Протягивают мне хрустальный бокал. В нем подвеска на цепочке. Очень большой продолговатый рубин в золотой оправе, а сверху, где ушко для цепочки, маленькая бриллиантовая корона. Такая, в три зубца.
– Это всё? – говорю я.
– Всё, – отвечают они. – Берите и уходите.
Я вынимаю подвеску. Роняю ее. Поднимаю с пола. Вижу, что бриллиантовая корона оторвалась и ускакала под шкаф. Цепочка тоже куда-то делась. Наверное, провалилась в щель между старыми скрипучими досками пола. То есть у меня в руках красный драгоценный камень в жирной, с цветами и вензелями золотой оправе.
– Ах, какой большой рубин! – голосят девушки-лаборантки. – Он очень дорогой! Это огромные деньги! Забирайте скорее.
– Слишком большой, – говорю я. – Из него даже перстня не сделаешь.
– Мы вам скажем адрес, – отвечают они. – Ювелирная мастерская, где его обточат или даже, может быть, сумеют расколоть на два, на три, на четыре камня!
– А корона и цепочка? – спрашиваю.
– Сейчас мы принесем веник и будем двигать шкаф, – говорят они.
– Ладно, – говорю я. – Не надо.
– Заберите бокал, он тоже ваш.
– Не надо! – я заворачиваю рубин в носовой платок, кладу в нагрудный карман (оказывается, я в костюме) и выхожу из комнаты 2-15.
Иду обратно.
Только сейчас соображаю, что наверху, там, откуда я спустился, меня ждет жена.
В коридоре меня нагоняют и обгоняют школьники. Первоклассники, наверное. И первоклассницы тоже. Они идут колонной по четыре, попарно взявшись за руки. Мальчик-девочка, мальчик-девочка. Я сзади вижу детские нежные затылки, с расчесанными надвое и заплетенными в косички-бублики волосами у девочек, с подстриженными машинкой шейными ложбинками у мальчиков.

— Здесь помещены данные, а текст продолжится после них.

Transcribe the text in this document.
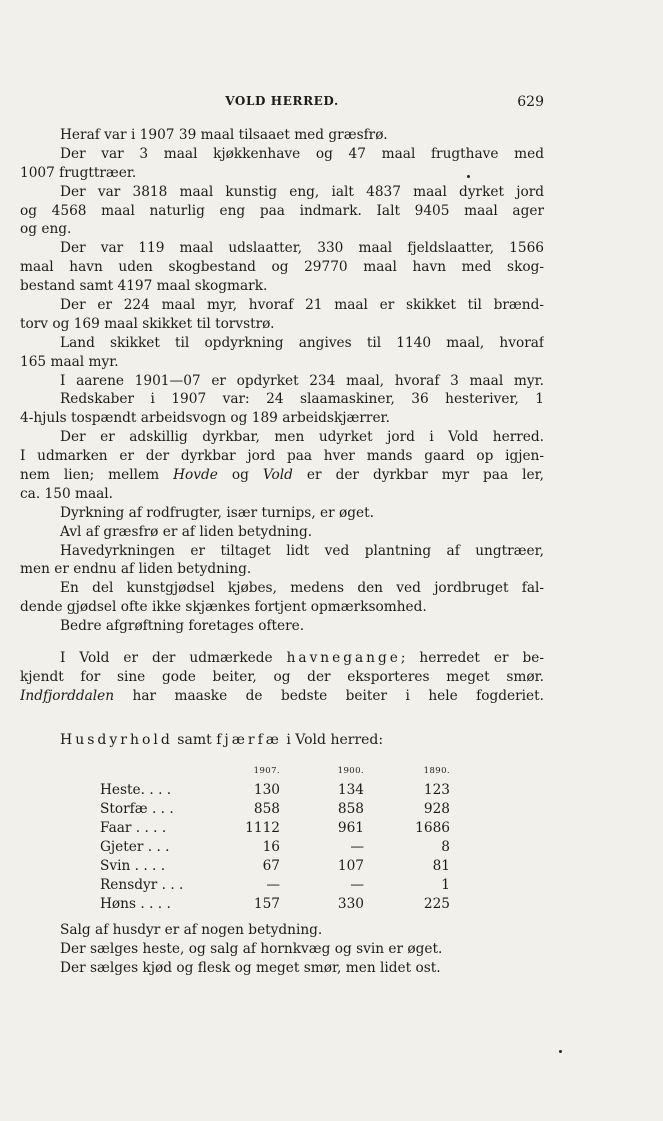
VOLD HERRED.	629
Heraf var i 1907 39 maal tilsaaet med græsfrø.
Der var 3 maal kjøkkenhave og 47 maal frugthave med
1007 frugttræer.
Der var 3818 maal kunstig eng, ialt 4837 maal dyrket jord
og 4568 maal naturlig eng paa indmark. Ialt 9405 maal ager
og eng.
Der var 119 maal udslaatter, 330 maal fjeldslaatter, 1566
maal havn uden skogbestand og 29770 maal havn med skog-
bestand samt 4197 maal skogmark.
Der er 224 maal myr, hvoraf 21 maal er skikket til brænd-
torv og 169 maal skikket til torvstrø.
Land skikket til opdyrkning angives til 1140 maal, hvoraf
165 maal myr.
I aarene 1901—07 er opdyrket 234 maal, hvoraf 3 maal myr.
Redskaber i 1907 var: 24 slaamaskiner, 36 hesteriver, 1
4-hjuls tospændt arbeidsvogn og 189 arbeidskjærrer.
Der er adskillig dyrkbar, men udyrket jord i Vold herred.
I udmarken er der dyrkbar jord paa hver mands gaard op igjen-
nem lien; mellem Hovde og Vold er der dyrkbar myr paa ler,
ca. 150 maal.
Dyrkning af rodfrugter, især turnips, er øget.
Avl af græsfrø er af liden betydning.
Havedyrkningen er tiltaget lidt ved plantning af ungtræer,
men er endnu af liden betydning.
En del kunstgjødsel kjøbes, medens den ved jordbruget fal-
dende gjødsel ofte ikke skjænkes fortjent opmærksomhed.
Bedre afgrøftning foretages oftere.
I Vold er der udmærkede havnegange; herredet er be-
kjendt for sine gode beiter, og der eksporteres meget smør.
Indfjorddalen har maaske de bedste beiter i hele fogderiet.
Husdyrhold samt fjærfæ i Vold herred:
	1907.	1900.	1890.
Heste. . . .	130	134	123
Storfæ . . .	858	858	928
Faar . . . .	1112	961	1686
Gjeter . . .	16	—	8
Svin . . . .	67	107	81
Rensdyr . . .	—	—	1
Høns . . . .	157	330	225
Salg af husdyr er af nogen betydning.
Der sælges heste, og salg af hornkvæg og svin er øget.
Der sælges kjød og flesk og meget smør, men lidet ost.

Дети поют чистыми и звонкими голосами, как Большой детский хор Всесоюзного радио и телевидения:
- Страна моя, прекрасная,
- Офигительно классная!
- Страна моя, любимая,
- Офигительно сильная!
- Страна моя, бескрайняя,
- Охренительно странная!
Уходят, скрываются за поворотом.
Я иду по коридору. Там в низких шкафах стоят толстые красные книги. Издалека похожи на «КПСС в резолюциях» – было такое многотомное издание красного цвета.

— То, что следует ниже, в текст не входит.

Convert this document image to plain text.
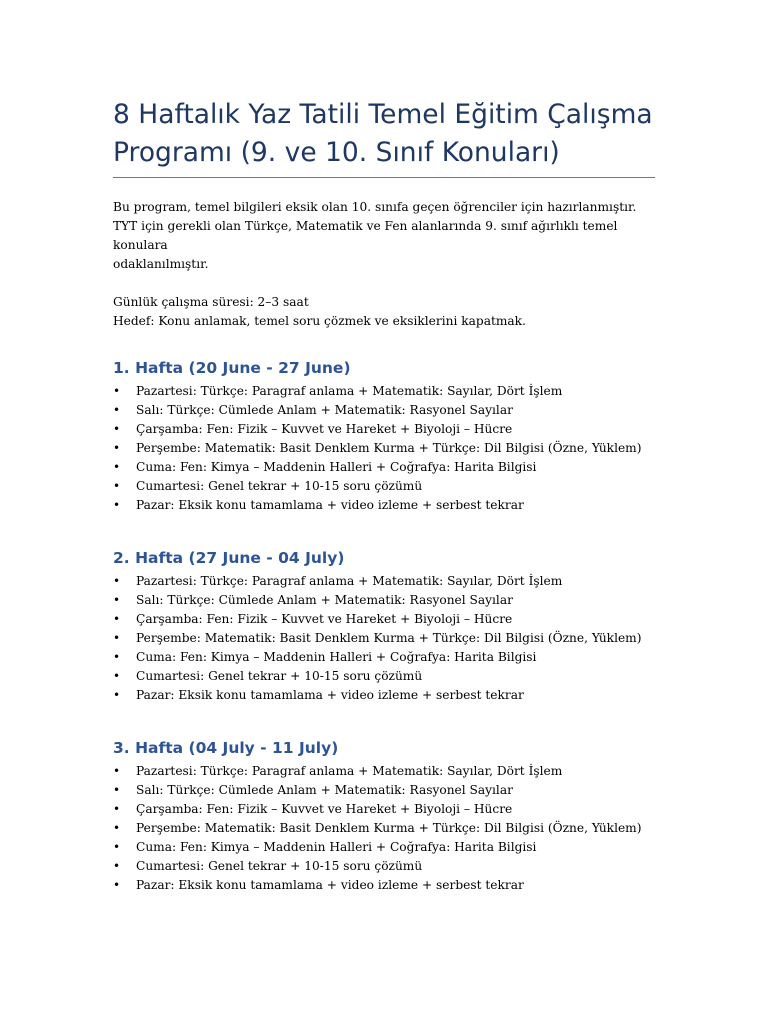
8 Haftalık Yaz Tatili Temel Eğitim Çalışma Programı (9. ve 10. Sınıf Konuları)

Bu program, temel bilgileri eksik olan 10. sınıfa geçen öğrenciler için hazırlanmıştır.
TYT için gerekli olan Türkçe, Matematik ve Fen alanlarında 9. sınıf ağırlıklı temel konulara
odaklanılmıştır.

Günlük çalışma süresi: 2–3 saat
Hedef: Konu anlamak, temel soru çözmek ve eksiklerini kapatmak.

1. Hafta (20 June - 27 June)
• Pazartesi: Türkçe: Paragraf anlama + Matematik: Sayılar, Dört İşlem
• Salı: Türkçe: Cümlede Anlam + Matematik: Rasyonel Sayılar
• Çarşamba: Fen: Fizik – Kuvvet ve Hareket + Biyoloji – Hücre
• Perşembe: Matematik: Basit Denklem Kurma + Türkçe: Dil Bilgisi (Özne, Yüklem)
• Cuma: Fen: Kimya – Maddenin Halleri + Coğrafya: Harita Bilgisi
• Cumartesi: Genel tekrar + 10-15 soru çözümü
• Pazar: Eksik konu tamamlama + video izleme + serbest tekrar
2. Hafta (27 June - 04 July)
• Pazartesi: Türkçe: Paragraf anlama + Matematik: Sayılar, Dört İşlem
• Salı: Türkçe: Cümlede Anlam + Matematik: Rasyonel Sayılar
• Çarşamba: Fen: Fizik – Kuvvet ve Hareket + Biyoloji – Hücre
• Perşembe: Matematik: Basit Denklem Kurma + Türkçe: Dil Bilgisi (Özne, Yüklem)
• Cuma: Fen: Kimya – Maddenin Halleri + Coğrafya: Harita Bilgisi
• Cumartesi: Genel tekrar + 10-15 soru çözümü
• Pazar: Eksik konu tamamlama + video izleme + serbest tekrar
3. Hafta (04 July - 11 July)
• Pazartesi: Türkçe: Paragraf anlama + Matematik: Sayılar, Dört İşlem
• Salı: Türkçe: Cümlede Anlam + Matematik: Rasyonel Sayılar
• Çarşamba: Fen: Fizik – Kuvvet ve Hareket + Biyoloji – Hücre
• Perşembe: Matematik: Basit Denklem Kurma + Türkçe: Dil Bilgisi (Özne, Yüklem)
• Cuma: Fen: Kimya – Maddenin Halleri + Coğrafya: Harita Bilgisi
• Cumartesi: Genel tekrar + 10-15 soru çözümü
• Pazar: Eksik konu tamamlama + video izleme + serbest tekrar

Между книгами торчат бумажки, на них написано от руки – сто семьдесят руб.
То есть это распродажа.
Подхожу ближе. Нет, это не «КПСС в резолюциях», а школьные выпускные альбомы. Их очень много.
Рядом на старой школьной банкетке – деревянной, поверху обитой дерматином – сидит женщина лет сорока, модно и дорого одетая, отлично причесанная, ухоженная и довольно красивая, надо признать. Прикрыв лицо руками – поставив ладони домиком над бровями, – она хохочет. У нее вздрагивают плечи.
Наверное, ее рассмешила эта хулиганско-патриотическая песенка, которую дети пели своими ангельскими голосами.
– Смешно! – говорю я, подойдя к ней совсем близко.
– Ужасно! – говорит она, открыв лицо. Я вижу, что она плачет. Сначала мне кажется, что ее от смеха прошибла слеза, но потом понимаю, что она плачет всерьез.
– Ужасно! – рыдает она. – Здесь продаются наши выпускные альбомы. Мой альбом в том числе, вот! – она вытаскивает его с полки. – За сто семьдесят рублей, вы понимаете? Просто за копейки! Каждый сможет купить мой выпускной альбом! И увидеть меня! Какая я была в первом классе! Какая я была в седьмом на физкультуре! Какая я была чудесная, стройная, милая! Каждый может сравнить с тем, во что я теперь превратилась! Ужасно!
Я смотрю на нее. Теперь она выглядит просто отлично. Наверное, думаю я, лучше, чем тогда, когда она была юным существом в маечке, с бантиком на макушке.
– Не покупайте мой альбом! – умоляет она. – Не открывайте его! Поклянитесь! Клянетесь?
– Клянусь, клянусь, – говорю я.
И вот в этот самый миг я вдруг понял, кто был мой умерший друг, и вся его жизнь, и наша с ним дружба за секунду пронеслась передо мною.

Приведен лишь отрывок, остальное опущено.